Prenant pour point de départ et objet de débat la notion de « renaissance rurale » telle que proposée en 1990 par Bernard Kayser, Pouzenc présente les résultats de ses recherches en trois étapes. Dans un premier temps, il porte l’attention du lecteur sur la disparition du petit commerce alimentaire consécutive au déploiement de la Grande distribution, puis sur l’émergence de nouvelles pratiques de vente et d’achat qui contribueraient au processus de reterritorialisation du commerce alimentaire. Il boucle enfin sa réflexion en revisitant la notion de « renaissance rurale » à partir des acquis des recherches présentées dans son livre. Deux de ces acquis sont tout à fait nouveaux et convaincants, d’autant qu’ils s’appuient sur des analyses approfondies accompagnées de représentations cartographiques éloquentes.

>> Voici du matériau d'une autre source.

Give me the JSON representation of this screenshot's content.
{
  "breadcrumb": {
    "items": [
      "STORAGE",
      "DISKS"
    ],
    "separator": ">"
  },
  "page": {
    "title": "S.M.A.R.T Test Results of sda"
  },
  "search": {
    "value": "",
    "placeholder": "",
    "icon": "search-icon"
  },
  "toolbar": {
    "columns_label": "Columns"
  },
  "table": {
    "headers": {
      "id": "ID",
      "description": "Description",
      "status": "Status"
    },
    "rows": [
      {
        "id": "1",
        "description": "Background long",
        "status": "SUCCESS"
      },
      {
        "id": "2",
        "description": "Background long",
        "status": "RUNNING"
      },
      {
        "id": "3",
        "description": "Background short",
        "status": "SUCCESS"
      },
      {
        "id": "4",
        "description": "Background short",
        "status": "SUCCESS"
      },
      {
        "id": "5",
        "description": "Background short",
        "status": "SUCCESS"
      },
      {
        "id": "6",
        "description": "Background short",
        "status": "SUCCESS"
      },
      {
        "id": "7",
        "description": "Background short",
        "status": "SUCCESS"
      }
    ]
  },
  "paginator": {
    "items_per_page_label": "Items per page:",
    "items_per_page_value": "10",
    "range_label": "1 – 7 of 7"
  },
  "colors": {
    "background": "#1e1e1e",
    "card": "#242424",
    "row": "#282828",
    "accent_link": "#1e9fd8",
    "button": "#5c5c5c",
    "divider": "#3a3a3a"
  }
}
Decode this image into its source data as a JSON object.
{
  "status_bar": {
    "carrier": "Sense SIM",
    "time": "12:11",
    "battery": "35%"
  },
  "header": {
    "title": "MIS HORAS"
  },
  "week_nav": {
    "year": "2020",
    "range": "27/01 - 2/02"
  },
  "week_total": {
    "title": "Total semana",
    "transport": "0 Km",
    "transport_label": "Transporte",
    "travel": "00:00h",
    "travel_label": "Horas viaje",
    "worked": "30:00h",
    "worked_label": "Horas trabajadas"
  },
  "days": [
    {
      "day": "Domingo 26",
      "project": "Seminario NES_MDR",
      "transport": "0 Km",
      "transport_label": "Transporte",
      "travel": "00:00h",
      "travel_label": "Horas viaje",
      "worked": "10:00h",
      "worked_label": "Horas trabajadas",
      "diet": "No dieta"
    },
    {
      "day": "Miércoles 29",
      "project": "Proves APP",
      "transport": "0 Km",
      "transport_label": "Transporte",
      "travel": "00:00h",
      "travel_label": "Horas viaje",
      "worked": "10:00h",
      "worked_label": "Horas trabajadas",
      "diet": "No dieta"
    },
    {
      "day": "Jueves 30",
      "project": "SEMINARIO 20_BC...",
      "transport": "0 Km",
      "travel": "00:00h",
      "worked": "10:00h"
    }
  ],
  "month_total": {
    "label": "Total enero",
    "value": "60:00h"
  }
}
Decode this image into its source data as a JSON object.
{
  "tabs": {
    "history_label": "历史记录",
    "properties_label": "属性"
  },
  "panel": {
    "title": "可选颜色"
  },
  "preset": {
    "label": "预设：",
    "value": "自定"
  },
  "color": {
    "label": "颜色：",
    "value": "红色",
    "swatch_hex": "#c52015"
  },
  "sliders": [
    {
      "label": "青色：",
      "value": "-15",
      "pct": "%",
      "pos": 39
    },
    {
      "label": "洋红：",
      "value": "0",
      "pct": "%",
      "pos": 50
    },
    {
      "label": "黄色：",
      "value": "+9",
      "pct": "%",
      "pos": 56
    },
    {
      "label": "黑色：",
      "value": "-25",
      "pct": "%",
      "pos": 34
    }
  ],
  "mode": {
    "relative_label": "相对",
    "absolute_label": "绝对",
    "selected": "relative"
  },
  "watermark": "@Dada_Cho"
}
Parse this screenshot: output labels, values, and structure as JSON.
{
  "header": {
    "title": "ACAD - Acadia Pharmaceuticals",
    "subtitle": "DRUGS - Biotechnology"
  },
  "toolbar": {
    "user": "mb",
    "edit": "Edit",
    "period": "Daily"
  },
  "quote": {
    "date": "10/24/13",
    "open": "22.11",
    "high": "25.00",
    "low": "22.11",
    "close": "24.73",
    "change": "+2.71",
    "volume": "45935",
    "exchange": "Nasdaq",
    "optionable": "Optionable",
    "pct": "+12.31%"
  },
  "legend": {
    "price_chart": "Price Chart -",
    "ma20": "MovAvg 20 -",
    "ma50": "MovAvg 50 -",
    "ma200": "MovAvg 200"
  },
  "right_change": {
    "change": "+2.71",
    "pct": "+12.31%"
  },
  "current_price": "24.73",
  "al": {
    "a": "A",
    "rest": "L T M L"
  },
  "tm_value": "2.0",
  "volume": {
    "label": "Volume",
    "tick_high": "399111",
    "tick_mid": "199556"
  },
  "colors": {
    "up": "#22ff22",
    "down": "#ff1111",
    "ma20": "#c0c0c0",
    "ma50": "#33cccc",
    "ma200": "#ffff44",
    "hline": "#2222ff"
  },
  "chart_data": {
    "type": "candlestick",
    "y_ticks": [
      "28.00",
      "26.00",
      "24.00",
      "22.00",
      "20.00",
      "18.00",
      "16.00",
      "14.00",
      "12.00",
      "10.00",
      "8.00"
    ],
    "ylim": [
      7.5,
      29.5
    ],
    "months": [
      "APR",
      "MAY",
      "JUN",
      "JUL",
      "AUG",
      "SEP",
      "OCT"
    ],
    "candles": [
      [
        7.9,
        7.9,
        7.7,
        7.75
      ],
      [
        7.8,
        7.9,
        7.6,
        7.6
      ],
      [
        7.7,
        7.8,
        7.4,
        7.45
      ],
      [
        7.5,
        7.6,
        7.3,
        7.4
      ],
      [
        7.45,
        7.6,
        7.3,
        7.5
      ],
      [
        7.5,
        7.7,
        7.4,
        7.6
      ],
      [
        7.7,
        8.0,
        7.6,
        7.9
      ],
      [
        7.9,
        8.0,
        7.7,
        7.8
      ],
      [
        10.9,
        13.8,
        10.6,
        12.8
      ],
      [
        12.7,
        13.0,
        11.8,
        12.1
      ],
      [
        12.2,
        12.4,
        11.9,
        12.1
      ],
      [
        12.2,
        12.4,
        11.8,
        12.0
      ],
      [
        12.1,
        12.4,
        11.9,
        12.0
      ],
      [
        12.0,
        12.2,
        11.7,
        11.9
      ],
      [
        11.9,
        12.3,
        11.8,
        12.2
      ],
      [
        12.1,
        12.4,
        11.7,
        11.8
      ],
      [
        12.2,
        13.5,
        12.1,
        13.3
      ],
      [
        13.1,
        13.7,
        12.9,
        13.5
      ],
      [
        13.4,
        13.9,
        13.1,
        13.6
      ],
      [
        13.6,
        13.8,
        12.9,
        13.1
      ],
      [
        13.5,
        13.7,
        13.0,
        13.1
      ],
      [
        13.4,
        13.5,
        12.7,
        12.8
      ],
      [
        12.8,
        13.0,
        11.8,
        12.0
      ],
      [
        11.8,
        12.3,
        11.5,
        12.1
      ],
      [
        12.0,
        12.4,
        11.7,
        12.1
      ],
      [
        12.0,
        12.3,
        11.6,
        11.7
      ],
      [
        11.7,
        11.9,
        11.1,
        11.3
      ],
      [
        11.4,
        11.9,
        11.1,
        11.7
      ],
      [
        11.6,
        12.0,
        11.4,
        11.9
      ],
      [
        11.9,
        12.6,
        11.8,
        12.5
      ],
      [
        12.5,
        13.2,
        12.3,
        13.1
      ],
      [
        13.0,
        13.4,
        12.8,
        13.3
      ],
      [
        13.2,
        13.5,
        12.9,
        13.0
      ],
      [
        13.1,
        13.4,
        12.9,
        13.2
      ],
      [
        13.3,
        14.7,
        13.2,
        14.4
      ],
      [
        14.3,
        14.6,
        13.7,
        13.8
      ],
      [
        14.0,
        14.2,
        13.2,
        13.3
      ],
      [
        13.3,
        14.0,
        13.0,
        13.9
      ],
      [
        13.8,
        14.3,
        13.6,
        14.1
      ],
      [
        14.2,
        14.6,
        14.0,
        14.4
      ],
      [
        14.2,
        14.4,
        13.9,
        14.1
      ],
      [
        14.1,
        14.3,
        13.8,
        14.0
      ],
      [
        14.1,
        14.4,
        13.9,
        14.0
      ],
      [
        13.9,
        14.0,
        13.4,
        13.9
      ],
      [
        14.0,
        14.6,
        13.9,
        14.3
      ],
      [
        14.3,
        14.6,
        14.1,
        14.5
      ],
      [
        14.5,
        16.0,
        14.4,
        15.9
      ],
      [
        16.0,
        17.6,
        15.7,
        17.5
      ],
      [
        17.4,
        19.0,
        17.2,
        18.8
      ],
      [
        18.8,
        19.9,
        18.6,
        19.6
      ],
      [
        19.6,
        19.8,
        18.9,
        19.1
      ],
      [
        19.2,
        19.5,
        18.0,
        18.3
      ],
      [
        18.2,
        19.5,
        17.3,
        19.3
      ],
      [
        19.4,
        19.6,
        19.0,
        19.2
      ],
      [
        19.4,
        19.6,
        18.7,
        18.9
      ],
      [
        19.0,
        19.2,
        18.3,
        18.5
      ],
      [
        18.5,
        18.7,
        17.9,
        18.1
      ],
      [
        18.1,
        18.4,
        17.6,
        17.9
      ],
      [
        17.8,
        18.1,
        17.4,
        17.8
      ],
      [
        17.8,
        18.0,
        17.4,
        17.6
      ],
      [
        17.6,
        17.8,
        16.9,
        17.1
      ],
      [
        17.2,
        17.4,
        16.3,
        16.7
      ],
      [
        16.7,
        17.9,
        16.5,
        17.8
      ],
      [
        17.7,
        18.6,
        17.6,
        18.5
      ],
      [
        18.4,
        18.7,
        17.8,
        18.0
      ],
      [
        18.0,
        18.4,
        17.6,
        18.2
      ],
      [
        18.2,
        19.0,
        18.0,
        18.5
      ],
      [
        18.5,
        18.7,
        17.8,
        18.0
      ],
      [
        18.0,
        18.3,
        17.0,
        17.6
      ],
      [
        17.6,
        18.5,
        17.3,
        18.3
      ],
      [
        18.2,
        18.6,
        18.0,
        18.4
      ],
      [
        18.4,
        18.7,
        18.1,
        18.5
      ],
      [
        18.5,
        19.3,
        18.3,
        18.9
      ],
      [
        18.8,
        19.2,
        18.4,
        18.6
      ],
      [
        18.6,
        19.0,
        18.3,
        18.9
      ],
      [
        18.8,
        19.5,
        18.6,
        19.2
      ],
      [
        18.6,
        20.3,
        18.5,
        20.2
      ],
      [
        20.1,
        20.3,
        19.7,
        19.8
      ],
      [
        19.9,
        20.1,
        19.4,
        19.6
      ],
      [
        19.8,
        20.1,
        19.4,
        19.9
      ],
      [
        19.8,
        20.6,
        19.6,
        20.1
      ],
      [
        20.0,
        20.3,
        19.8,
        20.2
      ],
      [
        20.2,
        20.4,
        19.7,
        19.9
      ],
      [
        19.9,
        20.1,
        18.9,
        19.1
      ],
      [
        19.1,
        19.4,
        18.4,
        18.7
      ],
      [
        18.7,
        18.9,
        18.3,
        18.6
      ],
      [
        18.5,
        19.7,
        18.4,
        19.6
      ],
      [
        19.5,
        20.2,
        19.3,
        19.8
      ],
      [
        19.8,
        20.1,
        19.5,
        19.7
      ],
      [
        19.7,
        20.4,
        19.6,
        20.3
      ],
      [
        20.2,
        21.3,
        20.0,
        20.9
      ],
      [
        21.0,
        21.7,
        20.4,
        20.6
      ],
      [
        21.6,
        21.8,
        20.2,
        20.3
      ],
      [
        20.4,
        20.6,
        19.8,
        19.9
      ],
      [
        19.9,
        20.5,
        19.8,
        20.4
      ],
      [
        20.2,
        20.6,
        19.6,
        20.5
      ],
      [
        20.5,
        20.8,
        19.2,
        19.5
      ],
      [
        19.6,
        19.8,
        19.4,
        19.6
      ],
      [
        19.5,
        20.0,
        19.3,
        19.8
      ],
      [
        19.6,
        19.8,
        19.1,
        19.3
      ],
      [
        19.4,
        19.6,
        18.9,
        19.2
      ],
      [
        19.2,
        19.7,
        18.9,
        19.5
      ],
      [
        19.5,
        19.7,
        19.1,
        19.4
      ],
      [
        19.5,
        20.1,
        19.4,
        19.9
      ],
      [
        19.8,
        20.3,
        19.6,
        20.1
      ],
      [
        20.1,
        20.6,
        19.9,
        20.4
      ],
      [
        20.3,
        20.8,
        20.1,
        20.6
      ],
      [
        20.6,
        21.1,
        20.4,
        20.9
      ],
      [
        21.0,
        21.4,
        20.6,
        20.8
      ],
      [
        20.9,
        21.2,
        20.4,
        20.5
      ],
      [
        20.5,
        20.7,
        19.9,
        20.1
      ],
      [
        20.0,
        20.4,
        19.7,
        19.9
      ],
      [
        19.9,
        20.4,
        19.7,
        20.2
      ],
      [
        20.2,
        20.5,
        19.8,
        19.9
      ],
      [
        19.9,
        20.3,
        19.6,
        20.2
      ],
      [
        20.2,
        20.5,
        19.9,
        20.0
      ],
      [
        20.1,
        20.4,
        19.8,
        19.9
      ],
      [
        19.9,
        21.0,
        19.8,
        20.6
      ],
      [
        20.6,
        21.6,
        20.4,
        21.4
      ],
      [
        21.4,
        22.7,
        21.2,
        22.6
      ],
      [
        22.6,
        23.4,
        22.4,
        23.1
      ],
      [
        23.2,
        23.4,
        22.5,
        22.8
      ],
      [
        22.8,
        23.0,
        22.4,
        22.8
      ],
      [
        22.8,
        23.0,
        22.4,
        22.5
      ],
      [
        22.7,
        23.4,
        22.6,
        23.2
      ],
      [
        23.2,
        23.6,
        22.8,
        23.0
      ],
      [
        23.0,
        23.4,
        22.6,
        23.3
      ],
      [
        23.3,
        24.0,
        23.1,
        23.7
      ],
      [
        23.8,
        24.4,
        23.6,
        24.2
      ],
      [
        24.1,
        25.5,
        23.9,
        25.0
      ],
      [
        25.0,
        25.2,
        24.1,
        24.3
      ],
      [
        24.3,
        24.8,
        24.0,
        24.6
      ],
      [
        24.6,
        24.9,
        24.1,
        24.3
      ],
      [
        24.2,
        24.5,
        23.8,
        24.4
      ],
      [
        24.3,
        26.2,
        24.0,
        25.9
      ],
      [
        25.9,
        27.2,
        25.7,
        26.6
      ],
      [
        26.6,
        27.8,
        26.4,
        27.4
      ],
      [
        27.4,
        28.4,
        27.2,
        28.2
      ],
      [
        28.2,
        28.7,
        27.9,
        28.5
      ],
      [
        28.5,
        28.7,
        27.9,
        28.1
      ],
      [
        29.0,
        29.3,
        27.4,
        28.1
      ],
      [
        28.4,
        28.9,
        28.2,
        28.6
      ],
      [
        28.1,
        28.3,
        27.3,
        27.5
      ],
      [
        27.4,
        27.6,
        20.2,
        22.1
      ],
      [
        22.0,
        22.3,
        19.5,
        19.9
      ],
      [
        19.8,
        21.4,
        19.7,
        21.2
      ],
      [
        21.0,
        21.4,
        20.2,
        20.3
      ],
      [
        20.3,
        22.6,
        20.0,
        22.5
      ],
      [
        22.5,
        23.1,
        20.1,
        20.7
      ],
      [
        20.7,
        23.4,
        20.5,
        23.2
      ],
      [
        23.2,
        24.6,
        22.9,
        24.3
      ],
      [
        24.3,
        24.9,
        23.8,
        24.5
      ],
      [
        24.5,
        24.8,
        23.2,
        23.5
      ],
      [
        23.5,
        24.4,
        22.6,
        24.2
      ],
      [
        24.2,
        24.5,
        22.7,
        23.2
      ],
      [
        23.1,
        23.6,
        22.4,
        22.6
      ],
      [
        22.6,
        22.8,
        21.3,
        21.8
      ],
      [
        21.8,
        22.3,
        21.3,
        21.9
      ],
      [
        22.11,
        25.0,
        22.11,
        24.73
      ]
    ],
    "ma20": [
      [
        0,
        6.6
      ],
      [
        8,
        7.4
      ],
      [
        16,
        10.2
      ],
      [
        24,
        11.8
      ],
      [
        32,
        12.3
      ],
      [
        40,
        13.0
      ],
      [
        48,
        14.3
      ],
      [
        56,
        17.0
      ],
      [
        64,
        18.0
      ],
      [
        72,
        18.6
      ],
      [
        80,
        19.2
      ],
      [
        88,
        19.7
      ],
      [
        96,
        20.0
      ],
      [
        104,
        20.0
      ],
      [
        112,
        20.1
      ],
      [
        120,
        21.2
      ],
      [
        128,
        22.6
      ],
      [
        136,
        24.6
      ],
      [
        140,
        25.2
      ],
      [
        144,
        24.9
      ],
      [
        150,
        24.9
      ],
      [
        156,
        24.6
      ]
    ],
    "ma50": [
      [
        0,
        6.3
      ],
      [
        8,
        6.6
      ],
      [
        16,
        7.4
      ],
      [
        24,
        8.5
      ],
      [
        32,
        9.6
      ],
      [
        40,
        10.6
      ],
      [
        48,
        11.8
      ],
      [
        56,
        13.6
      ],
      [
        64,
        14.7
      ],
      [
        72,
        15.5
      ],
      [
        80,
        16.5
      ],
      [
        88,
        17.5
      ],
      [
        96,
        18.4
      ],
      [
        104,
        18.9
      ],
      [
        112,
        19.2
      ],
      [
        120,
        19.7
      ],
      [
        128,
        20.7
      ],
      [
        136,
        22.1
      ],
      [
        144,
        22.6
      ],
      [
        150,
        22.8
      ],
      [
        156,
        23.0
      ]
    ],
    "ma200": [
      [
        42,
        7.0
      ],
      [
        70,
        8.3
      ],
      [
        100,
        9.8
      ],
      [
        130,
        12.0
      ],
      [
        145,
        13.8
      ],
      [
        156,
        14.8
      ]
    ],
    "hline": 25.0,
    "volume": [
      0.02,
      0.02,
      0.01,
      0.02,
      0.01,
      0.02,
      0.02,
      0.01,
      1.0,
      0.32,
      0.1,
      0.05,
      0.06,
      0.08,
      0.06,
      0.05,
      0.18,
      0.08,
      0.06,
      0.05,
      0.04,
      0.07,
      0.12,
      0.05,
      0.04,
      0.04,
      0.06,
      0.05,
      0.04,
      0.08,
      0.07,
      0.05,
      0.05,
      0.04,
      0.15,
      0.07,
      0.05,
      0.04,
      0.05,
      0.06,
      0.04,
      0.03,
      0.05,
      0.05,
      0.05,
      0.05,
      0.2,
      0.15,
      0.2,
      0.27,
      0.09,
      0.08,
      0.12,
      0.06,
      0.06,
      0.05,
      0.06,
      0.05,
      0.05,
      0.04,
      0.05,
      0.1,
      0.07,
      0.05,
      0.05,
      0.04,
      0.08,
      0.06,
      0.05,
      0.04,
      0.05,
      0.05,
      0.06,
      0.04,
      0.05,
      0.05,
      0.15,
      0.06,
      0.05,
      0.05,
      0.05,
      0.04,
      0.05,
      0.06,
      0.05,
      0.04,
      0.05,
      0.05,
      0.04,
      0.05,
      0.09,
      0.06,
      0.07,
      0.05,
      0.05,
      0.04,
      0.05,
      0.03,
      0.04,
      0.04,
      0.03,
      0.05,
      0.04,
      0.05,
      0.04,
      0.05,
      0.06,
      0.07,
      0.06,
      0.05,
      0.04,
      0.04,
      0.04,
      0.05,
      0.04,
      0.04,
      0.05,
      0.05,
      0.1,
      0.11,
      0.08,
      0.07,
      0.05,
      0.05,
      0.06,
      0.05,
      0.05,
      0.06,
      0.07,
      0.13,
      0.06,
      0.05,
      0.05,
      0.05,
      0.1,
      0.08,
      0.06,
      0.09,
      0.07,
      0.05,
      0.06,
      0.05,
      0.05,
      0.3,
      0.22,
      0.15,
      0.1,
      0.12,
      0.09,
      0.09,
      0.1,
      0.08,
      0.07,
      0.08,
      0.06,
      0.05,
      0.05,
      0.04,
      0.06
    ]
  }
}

Le premier acquis porte sur le déploiement de la Grande distribution hors des grandes villes. Pouzenc montre bien comment ce déploiement s’est effectué en deux temps avec, d’abord, l’application de modèles – différents suivant les opérateurs – dans les communes les plus importantes  ; puis, progressivement, la dissémination des surfaces alimentaires et la diversification de leurs formats, en même temps que leur adaptation aux réalités locales. Ainsi, avec le maillage territorial fin mis en place par les différents acteurs de la Grande distribution et l’effondrement du petit commerce qui a suivi, on saisit bien que l’armature commerciale actuelle des espaces hérités du rural est de nature et de répartition tout à fait différentes de ce qu’elle était au mitan du siècle dernier, sans pour autant avoir pour conséquence leur « désertification ».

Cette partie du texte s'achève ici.